Des choses comme la situation de banqueroute généralisée et la difficulté à éponger une dette colossale. Par conséquent, les taux d’intérêt sont particulièrement bas, le risque de déflation est important et les gouvernements du monde entier augmentent les impôts.

Ce sont des préoccupations beaucoup plus inquiétantes pour les investisseurs, qui ne peuvent pas forcément prédire la tournure des événements. Bien sûr, les bouleversements en Chine et en Europe sont étroitement liés au ralentissement de la croissance économique. Mais les affaires politiques ne constituent que la partie émergée de l’iceberg. La partie immergée concerne l’économie mondiale, ainsi que les méthodes que nous utiliserons pour la relancer.

 

Et en ce qui concerne le Brexit…

Cela ne va pas se produire.

Mais si cela devait se produire, quelles seraient les conséquences du côté des investissements ?

Nous avons fait un sondage auprès de nos membres. Sur le court, moyen et long terme, nos membres pensent que ce serait extrêmement mauvais pour les trois indicateurs économiques majeurs : la valeur de la livre sterling, la valeur des actions et les taux d’intérêt. La valeur de la livre et des actions chuteraient, alors que les taux d’intérêt augmenteraient. Il s’agit de notre point de vue en tant que professionnels. Nous ne ferons pas de commentaire concernant la politique.

Du côté des investissements, nous ne pensons pas qu’un « Brexit » serait positif.
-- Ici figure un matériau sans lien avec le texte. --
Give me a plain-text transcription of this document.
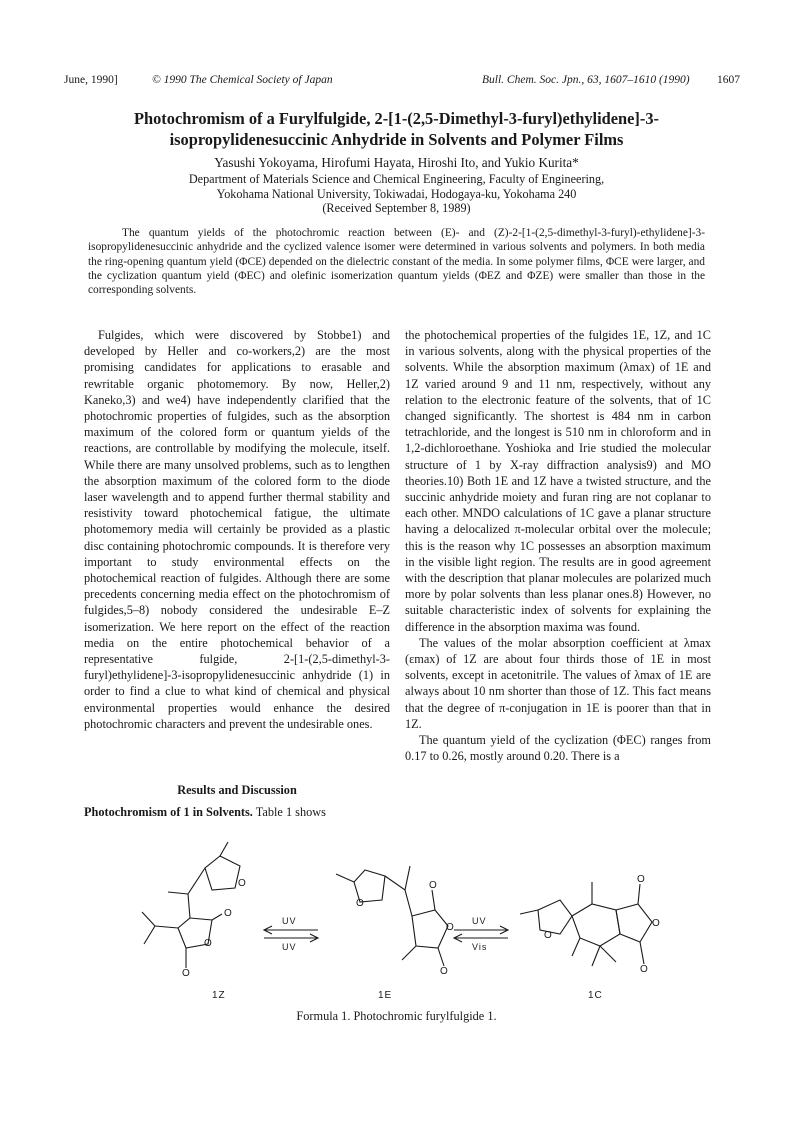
June, 1990]	© 1990 The Chemical Society of Japan	Bull. Chem. Soc. Jpn., 63, 1607–1610 (1990) 1607
Photochromism of a Furylfulgide, 2-[1-(2,5-Dimethyl-3-furyl)ethylidene]-3-isopropylidenesuccinic Anhydride in Solvents and Polymer Films
Yasushi Yokoyama, Hirofumi Hayata, Hiroshi Ito, and Yukio Kurita*
Department of Materials Science and Chemical Engineering, Faculty of Engineering,
Yokohama National University, Tokiwadai, Hodogaya-ku, Yokohama 240
(Received September 8, 1989)
The quantum yields of the photochromic reaction between (E)- and (Z)-2-[1-(2,5-dimethyl-3-furyl)-ethylidene]-3-isopropylidenesuccinic anhydride and the cyclized valence isomer were determined in various solvents and polymers. In both media the ring-opening quantum yield (ΦCE) depended on the dielectric constant of the media. In some polymer films, ΦCE were larger, and the cyclization quantum yield (ΦEC) and olefinic isomerization quantum yields (ΦEZ and ΦZE) were smaller than those in the corresponding solvents.

Fulgides, which were discovered by Stobbe1) and developed by Heller and co-workers,2) are the most promising candidates for applications to erasable and rewritable organic photomemory. By now, Heller,2) Kaneko,3) and we4) have independently clarified that the photochromic properties of fulgides, such as the absorption maximum of the colored form or quantum yields of the reactions, are controllable by modifying the molecule, itself. While there are many unsolved problems, such as to lengthen the absorption maximum of the colored form to the diode laser wavelength and to append further thermal stability and resistivity toward photochemical fatigue, the ultimate photomemory media will certainly be provided as a plastic disc containing photochromic compounds. It is therefore very important to study environmental effects on the photochemical reaction of fulgides. Although there are some precedents concerning media effect on the photochromism of fulgides,5–8) nobody considered the undesirable E–Z isomerization. We here report on the effect of the reaction media on the entire photochemical behavior of a representative fulgide, 2-[1-(2,5-dimethyl-3-furyl)ethylidene]-3-isopropylidenesuccinic anhydride (1) in order to find a clue to what kind of chemical and physical environmental properties would enhance the desired photochromic characters and prevent the undesirable ones.

Results and Discussion
Photochromism of 1 in Solvents. Table 1 shows

the photochemical properties of the fulgides 1E, 1Z, and 1C in various solvents, along with the physical properties of the solvents. While the absorption maximum (λmax) of 1E and 1Z varied around 9 and 11 nm, respectively, without any relation to the electronic feature of the solvents, that of 1C changed significantly. The shortest is 484 nm in carbon tetrachloride, and the longest is 510 nm in chloroform and in 1,2-dichloroethane. Yoshioka and Irie studied the molecular structure of 1 by X-ray diffraction analysis9) and MO theories.10) Both 1E and 1Z have a twisted structure, and the succinic anhydride moiety and furan ring are not coplanar to each other. MNDO calculations of 1C gave a planar structure having a delocalized π-molecular orbital over the molecule; this is the reason why 1C possesses an absorption maximum in the visible light region. The results are in good agreement with the description that planar molecules are polarized much more by polar solvents than less planar ones.8) However, no suitable characteristic index of solvents for explaining the difference in the absorption maxima was found.

The values of the molar absorption coefficient at λmax (εmax) of 1Z are about four thirds those of 1E in most solvents, except in acetonitrile. The values of λmax of 1E are always about 10 nm shorter than those of 1Z. This fact means that the degree of π-conjugation in 1E is poorer than that in 1Z.

The quantum yield of the cyclization (ΦEC) ranges from 0.17 to 0.26, mostly around 0.20. There is a

O
O
O
O
O
O
O
O
O
O
O
O
UV
UV
UV
Vis
1Z	1E	1C
Formula 1. Photochromic furylfulgide 1.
Dans un premier temps, il n’y aurait pas tellement de difficultés, grâce à la consommation de produits locaux, mais sur le long terme, il faut se développer sur le marché mondial pour développer sensiblement la croissance économique du pays.

L’instabilité politique a-t-elle une importance dans les décisions d’investissement ?

Je pense que les investisseurs se préoccupent plus de la situation dans son ensemble, puisqu’en Europe, que vous soyez de gauche ou de droite importe peu. La marge de manœuvre est assez petite.

En Espagne, par exemple, si un gouvernement de l’extrême gauche est élu, que peuvent-ils faire ? Il n’y a pas d’argent. Il en va de même pour un gouvernement de droite. La politique est importante, mais elle n’aura souvent aucun effet sur les décisions des investisseurs.

Cette question confirme cependant la perception négative qu’ont les citoyens en ce qui concerne le lien entre la politique et les investisseurs, ainsi que la façon dont les hommes politiques gèrent les marchés…

Partir du principe que ces deux aspects ne vont pas ensemble est naïf. Pourquoi, d’après moi, la Grande-Bretagne restera-t-elle ? Parce que les personnes qui veulent une sortie de l’UE n’ont pas encore prouvé que ce serait une amélioration, sur le plan économique.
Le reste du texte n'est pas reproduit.